Production and Accountability: How COVID-19 is Revealing Flaws in the Fast Fashion Industry
On June 7, 2020, chants of anger and fear erupted from the courtyard of the Euro Clothing Company factory (ECC-2) in Karnataka, India. Hundreds of garment workers who had previously manufactured clothing for H&M crowded into the ECC-2 in protest. The evening before, these workers had been laid off without warning, leaving over 1,200 men and women jobless. Over one month later, the garment workers are still protesting in an attempt to regain their jobs.
The extensive consequences of COVID-19 include a decline in clothing consumption and a surplus of products that fast fashion brands like H&M cannot sell. Because of this, garment workers are being laid off without pay. Gokaldas Exports, the owner of the ECC-2, released a statement saying: “The lay-off is due to reduction and cancellation of orders from its customers based out of key markets consequent to the Covid-19 pandemic.” This explicit message clearly details the reason for the layoffs, and places the responsibility on overseas brands such as H&M.
The issues of overproduction and layoffs are not unique and have recently emerged throughout countries that are manufacturing hubs for fast fashion brands. On June 24, an American Eagle Outfitters supplier in Bangladesh called Shanta Garments shut down and laid off 2,200 workers. In Myanmar, hundreds of workers producing clothing for Zara and Primark were laid off after forming a union in protest against the poor working conditions that had been worsened during the pandemic. In Cambodia, the Garment Manufacturers Association released a statement saying that the number of layoffs is likely to increase as “numerous brands and retailers in Europe and North America have canceled or delayed orders,” and on July 2, over 150,000 garment workers were laid off.
According to Fashion Revolution, only 2% of garment workers around the world receive a livable wage. Because of fluctuations in the supply chain and product consumption, the pandemic has heightened pre existing issues such as unfair wages and long working hours. For example, garment workers earn below the minimum wage that employees in retail countries earn. According to NewsClick, H&M garment workers in Karnataka were paid 8,866 rupees per month which is equivalent to 118 USD. Because the workers are counting on the salary provided by the factories to survive, the abrupt change during the pandemic has been a huge motivator for the workers to protest. Notably, some companies have given their workers compensation until they can return to work, but the amount is often not enough to cover the extended period of time that the garment workers will not be earning a salary. Workers who had been laid off by Violet Apparel Cambodia were promised $30 per month, while in Myanmar, garment workers at a factory called Hunter Myanmar were given $320 to cover living expenses for an unidentified length of time.

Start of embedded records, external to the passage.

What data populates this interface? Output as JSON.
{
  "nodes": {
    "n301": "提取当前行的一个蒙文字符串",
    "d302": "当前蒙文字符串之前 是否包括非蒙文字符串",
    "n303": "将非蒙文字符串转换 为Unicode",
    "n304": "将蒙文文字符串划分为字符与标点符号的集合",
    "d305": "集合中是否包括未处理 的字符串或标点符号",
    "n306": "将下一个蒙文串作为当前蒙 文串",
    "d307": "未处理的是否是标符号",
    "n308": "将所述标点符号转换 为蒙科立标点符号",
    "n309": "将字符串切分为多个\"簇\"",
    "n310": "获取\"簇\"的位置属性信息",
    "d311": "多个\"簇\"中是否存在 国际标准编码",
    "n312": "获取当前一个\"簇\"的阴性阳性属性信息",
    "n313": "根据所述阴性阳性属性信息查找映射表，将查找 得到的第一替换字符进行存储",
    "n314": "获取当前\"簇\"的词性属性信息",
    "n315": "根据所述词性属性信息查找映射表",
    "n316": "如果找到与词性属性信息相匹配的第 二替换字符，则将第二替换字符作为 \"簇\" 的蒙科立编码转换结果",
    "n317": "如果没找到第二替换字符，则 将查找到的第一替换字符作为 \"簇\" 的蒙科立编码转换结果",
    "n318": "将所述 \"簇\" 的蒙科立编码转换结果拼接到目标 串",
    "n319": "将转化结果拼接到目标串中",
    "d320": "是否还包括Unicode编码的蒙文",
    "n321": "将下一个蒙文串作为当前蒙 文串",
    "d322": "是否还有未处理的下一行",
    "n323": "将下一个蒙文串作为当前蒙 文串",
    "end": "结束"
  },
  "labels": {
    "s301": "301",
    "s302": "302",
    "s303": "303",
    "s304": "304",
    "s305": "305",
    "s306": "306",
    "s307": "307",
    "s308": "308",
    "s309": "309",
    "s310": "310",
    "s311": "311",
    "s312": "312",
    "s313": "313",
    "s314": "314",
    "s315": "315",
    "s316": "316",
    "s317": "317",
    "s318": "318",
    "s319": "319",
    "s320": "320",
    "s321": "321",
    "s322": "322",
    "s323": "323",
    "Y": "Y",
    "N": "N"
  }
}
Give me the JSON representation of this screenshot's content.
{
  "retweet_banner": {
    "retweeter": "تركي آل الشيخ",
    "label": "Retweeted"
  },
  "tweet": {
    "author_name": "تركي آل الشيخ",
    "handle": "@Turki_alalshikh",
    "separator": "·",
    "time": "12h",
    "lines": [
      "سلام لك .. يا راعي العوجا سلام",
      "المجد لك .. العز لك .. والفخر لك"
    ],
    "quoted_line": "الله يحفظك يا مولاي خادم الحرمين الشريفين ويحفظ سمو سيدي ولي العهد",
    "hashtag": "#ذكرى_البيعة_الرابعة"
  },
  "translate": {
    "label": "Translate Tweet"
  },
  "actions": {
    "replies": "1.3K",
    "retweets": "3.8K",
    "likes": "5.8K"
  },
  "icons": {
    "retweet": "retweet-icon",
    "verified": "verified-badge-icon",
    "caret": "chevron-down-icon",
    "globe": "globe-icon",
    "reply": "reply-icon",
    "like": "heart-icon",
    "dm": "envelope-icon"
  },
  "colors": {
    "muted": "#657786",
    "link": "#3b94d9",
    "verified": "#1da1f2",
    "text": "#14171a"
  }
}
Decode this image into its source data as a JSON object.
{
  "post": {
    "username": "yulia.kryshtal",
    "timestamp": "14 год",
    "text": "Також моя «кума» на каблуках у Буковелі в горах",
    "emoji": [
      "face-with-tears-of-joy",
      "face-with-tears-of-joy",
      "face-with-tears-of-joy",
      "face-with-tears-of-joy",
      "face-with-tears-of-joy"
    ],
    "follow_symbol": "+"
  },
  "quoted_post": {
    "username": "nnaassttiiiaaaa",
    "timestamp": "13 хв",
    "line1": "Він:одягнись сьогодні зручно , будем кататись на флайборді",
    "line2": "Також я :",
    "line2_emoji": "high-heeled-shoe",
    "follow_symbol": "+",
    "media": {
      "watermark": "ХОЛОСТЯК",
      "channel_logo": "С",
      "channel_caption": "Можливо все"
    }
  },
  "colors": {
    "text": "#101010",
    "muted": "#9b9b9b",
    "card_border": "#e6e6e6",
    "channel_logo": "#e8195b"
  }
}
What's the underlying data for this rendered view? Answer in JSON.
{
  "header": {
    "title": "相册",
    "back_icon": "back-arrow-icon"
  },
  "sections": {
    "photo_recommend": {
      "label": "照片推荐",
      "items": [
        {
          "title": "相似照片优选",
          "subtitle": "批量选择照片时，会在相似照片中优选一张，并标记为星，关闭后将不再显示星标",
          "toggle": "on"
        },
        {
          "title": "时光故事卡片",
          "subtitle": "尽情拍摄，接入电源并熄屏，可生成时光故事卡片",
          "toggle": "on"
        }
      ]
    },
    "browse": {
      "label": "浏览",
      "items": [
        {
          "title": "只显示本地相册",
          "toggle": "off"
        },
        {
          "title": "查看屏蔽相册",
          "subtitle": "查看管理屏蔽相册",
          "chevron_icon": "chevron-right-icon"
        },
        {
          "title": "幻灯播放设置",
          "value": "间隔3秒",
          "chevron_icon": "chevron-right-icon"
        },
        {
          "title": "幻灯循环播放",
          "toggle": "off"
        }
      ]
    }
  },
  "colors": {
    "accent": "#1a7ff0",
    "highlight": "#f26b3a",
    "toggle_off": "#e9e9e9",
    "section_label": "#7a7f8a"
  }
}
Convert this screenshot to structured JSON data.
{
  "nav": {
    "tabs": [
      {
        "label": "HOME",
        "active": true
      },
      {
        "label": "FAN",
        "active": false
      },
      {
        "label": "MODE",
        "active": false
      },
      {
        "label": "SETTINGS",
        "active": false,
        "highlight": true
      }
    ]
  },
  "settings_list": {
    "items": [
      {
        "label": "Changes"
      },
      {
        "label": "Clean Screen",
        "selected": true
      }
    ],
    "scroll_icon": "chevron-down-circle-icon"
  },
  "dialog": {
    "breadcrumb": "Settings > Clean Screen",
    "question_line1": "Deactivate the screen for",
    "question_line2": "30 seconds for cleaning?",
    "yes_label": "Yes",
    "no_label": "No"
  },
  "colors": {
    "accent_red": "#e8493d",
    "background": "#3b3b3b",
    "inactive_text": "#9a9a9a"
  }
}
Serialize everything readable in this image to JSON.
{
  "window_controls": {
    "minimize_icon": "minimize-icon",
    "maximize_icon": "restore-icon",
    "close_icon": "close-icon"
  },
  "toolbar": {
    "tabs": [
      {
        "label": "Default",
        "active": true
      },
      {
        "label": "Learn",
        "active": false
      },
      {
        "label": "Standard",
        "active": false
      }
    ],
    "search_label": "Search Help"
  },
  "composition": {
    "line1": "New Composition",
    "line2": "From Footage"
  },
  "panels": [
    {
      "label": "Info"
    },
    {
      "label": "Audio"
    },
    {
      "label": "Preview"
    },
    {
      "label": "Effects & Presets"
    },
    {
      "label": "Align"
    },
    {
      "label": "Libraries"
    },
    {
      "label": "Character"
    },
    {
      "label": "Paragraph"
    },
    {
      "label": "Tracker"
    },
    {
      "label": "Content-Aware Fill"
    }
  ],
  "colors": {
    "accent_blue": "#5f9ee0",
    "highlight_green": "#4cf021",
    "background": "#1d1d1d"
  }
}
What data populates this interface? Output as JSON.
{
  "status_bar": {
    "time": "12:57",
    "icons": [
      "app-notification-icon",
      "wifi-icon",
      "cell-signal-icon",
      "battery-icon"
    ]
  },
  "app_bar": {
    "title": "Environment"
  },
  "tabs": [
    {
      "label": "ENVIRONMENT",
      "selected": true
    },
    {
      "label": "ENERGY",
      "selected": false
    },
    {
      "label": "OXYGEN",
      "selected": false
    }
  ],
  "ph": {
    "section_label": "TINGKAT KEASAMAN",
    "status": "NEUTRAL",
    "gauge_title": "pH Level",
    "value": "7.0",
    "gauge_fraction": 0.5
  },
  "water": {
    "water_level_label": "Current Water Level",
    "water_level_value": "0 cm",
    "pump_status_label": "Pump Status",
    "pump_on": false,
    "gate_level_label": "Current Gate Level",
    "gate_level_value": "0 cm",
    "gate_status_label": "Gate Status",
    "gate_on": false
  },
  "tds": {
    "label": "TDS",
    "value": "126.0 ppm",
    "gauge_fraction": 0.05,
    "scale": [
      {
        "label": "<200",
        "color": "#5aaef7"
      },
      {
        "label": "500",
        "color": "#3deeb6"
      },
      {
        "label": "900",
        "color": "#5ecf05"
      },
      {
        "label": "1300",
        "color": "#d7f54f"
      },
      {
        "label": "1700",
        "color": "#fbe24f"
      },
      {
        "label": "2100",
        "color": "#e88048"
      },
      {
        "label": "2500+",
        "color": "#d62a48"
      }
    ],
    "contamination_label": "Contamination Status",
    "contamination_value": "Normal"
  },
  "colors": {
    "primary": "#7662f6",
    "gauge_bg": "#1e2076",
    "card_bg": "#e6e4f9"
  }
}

One reason that brands have laid off garment workers is simply because halting production is the easiest way to simultaneously cut costs and prevent manufacturing unnecessary items. But because clothing items are typically produced long before they are sold in stores, halting production without protecting the supply chain has negative repercussions. For example, garment workers in Bangladesh were not paid for the Spring collection they manufactured in May; the same collection that cannot be resold next spring, because by then trends and styles will have changed.
On the opposite end of fast fashion manufacturing is the brand’s image and PR, and at the onset of COVID-19, many brands advertised their efforts to relieve the effects of COVID-19 on vulnerable communities. In April, H&M released a statement listing the organizations it donated to including the Children’s Defense Fund, the Los Angeles LGBT Center, and the World Health Organization. These donations benefitted the brand’s image, but also highlighted the areas in which the brand is lacking. The fact that H&M donated $500,000 to WHO is questionable when compared with the fact that its garment workers are not receiving their monthly salaries of just over $100. These workers make up a vulnerable community that is more directly tied to H&M than any of the other organizations it chose to donate to and yet they are not receiving a fraction of the relief funds that US-based organizations are getting. Further, H&M did not release any information on how COVID is affecting garment workers until a video of the Karnataka protests surfaced on Twitter. On June 24, 2020, the H&M Twitter account replied to the Karnataka video:
“The drop in customer demand due to COVID-19 will inevitably impact suppliers, however we are placing orders with this supplier and we fully stand by our responsible purchasing practices. We are in dialogue with the supplier and the trade unions to resolve the conflict peacefully.”
As the workers are still without pay, and H&M has not made it clear how it plans to remedy this, the problem remains. This shows the way that brand activism for the eyes of the consumer is very different from internal accountability. H&M donated to WHO because its consumers applaud that type of action, so what if the consumer base was to demand fair pay and treatment for garment workers? Moving forward, in order for change to occur, more individual consumers must take responsibility rather than depending on the brands or industry. The fact that H&M was pressured into giving a response to the Karnataka video after it was shared on social media shows the power individuals have and that change is in the hands of consumers. Whether this change means boycotting fast fashion brands and consuming ethically, lobbying against brands to demand worker payment, or supporting worker unions, it is the consumers’ responsibility to demand change and hold corporations accountable.